Repelita Jakarta - Muhammad Said Didu kembali mengungkapkan pandangannya yang membuat publik tercengang dalam podcast Abraham Samad Speak Up. Ia menuding bahwa Proyek Strategis Nasional yang melibatkan kawasan Pantai Indah Kapuk 2 hanya menjadi alat untuk menggusur rakyat kecil secara masif.
"Saya melihat PSN ini dibungkus untuk menggusur rakyat. Itulah yang terjadi di PIK," ujar Said Didu.
Ia menyebut bahwa proyek PIK 2 yang dulunya hanya mencakup kawasan berdampingan dengan PIK 1 kini berkembang hingga jauh ke wilayah Serang. Namun, ada kejanggalan terkait perubahan penamaan kawasan tersebut setelah masuk dalam daftar PSN.

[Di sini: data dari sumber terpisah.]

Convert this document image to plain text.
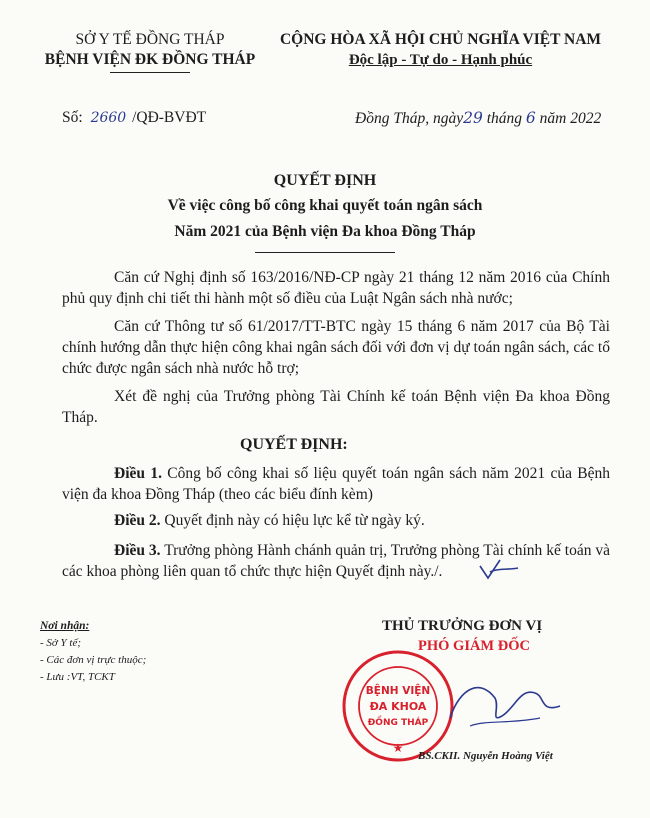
SỞ Y TẾ ĐỒNG THÁP
BỆNH VIỆN ĐK ĐỒNG THÁP
CỘNG HÒA XÃ HỘI CHỦ NGHĨA VIỆT NAM
Độc lập - Tự do - Hạnh phúc
Số: 2660 /QĐ-BVĐT	Đồng Tháp, ngày29 tháng 6 năm 2022
QUYẾT ĐỊNH
Về việc công bố công khai quyết toán ngân sách
Năm 2021 của Bệnh viện Đa khoa Đồng Tháp

Căn cứ Nghị định số 163/2016/NĐ-CP ngày 21 tháng 12 năm 2016 của Chính phủ quy định chi tiết thi hành một số điều của Luật Ngân sách nhà nước;

Căn cứ Thông tư số 61/2017/TT-BTC ngày 15 tháng 6 năm 2017 của Bộ Tài chính hướng dẫn thực hiện công khai ngân sách đối với đơn vị dự toán ngân sách, các tổ chức được ngân sách nhà nước hỗ trợ;

Xét đề nghị của Trưởng phòng Tài Chính kế toán Bệnh viện Đa khoa Đồng Tháp.

QUYẾT ĐỊNH:

Điều 1. Công bố công khai số liệu quyết toán ngân sách năm 2021 của Bệnh viện đa khoa Đồng Tháp (theo các biểu đính kèm)

Điều 2. Quyết định này có hiệu lực kể từ ngày ký.

Điều 3. Trưởng phòng Hành chánh quản trị, Trưởng phòng Tài chính kế toán và các khoa phòng liên quan tổ chức thực hiện Quyết định này./.

Nơi nhận:
- Sở Y tế;
- Các đơn vị trực thuộc;
- Lưu :VT, TCKT
THỦ TRƯỞNG ĐƠN VỊ
PHÓ GIÁM ĐỐC
BỆNH VIỆN
ĐA KHOA
ĐỒNG THÁP
★
BS.CKII. Nguyễn Hoàng Việt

"Menariknya, dulu PIK 2 itu hanya berdampingan dengan PIK 1. Yang lain sampai Serang itu PIK 10 namanya. Setelah keluar PP tentang dia menjadi PSN, semua menjadi PIK 2," ungkapnya.
Menurut Said Didu, setelah berubah menjadi PSN, proyek ini seolah membawa semangat baru yang justru tidak berpihak kepada rakyat. "Dengan semangat itu, maka dibawa itu semangatnya untuk menggusur rakyat sangat tinggi. Membabi buta. Saya cerita pengalaman saja, saya tidak tahan melihat penderitaan rakyat," katanya.
Said Didu juga mengkritisi praktik pembebasan lahan yang dinilainya sangat merugikan masyarakat. Ia menyebut harga tanah yang semula mencapai Rp30 juta per meter persegi hanya dihargai Rp50 ribu oleh pihak pengembang.
"Teluk Naga itu bersampingan betul dengan bandara, kemudian Kosambi itu sekitar bandara, harga tanah di sana sampai Rp30 juta per meter. Itu pun dibebaskan Rp50 ribu," ungkapnya.
Ia juga menyebut beberapa kecamatan lain yang terdampak, seperti Sukadiri, Mauk, Kemiri, Kronjo, hingga Mekar Baru. "Ada lagi satu kecamatan yang berbatasan dengan Serang," tambahnya.
Lebih jauh, Said Didu mengisahkan pengalaman pribadinya ketika mencoba menemui warga yang terdampak proyek tersebut. "Saya datang ke lokasi itu awalnya ada 20 rakyat mau ketemu," ujarnya.
Namun, pertemuan tersebut berlangsung dalam suasana penuh ketakutan akibat pengawasan ketat dari aparat dan keberadaan preman. "Beritanya bocor, tuan rumah bilang, kami kalau terima tamu pak bisa kencing berdiri kami. Ketakutan mereka," tukasnya.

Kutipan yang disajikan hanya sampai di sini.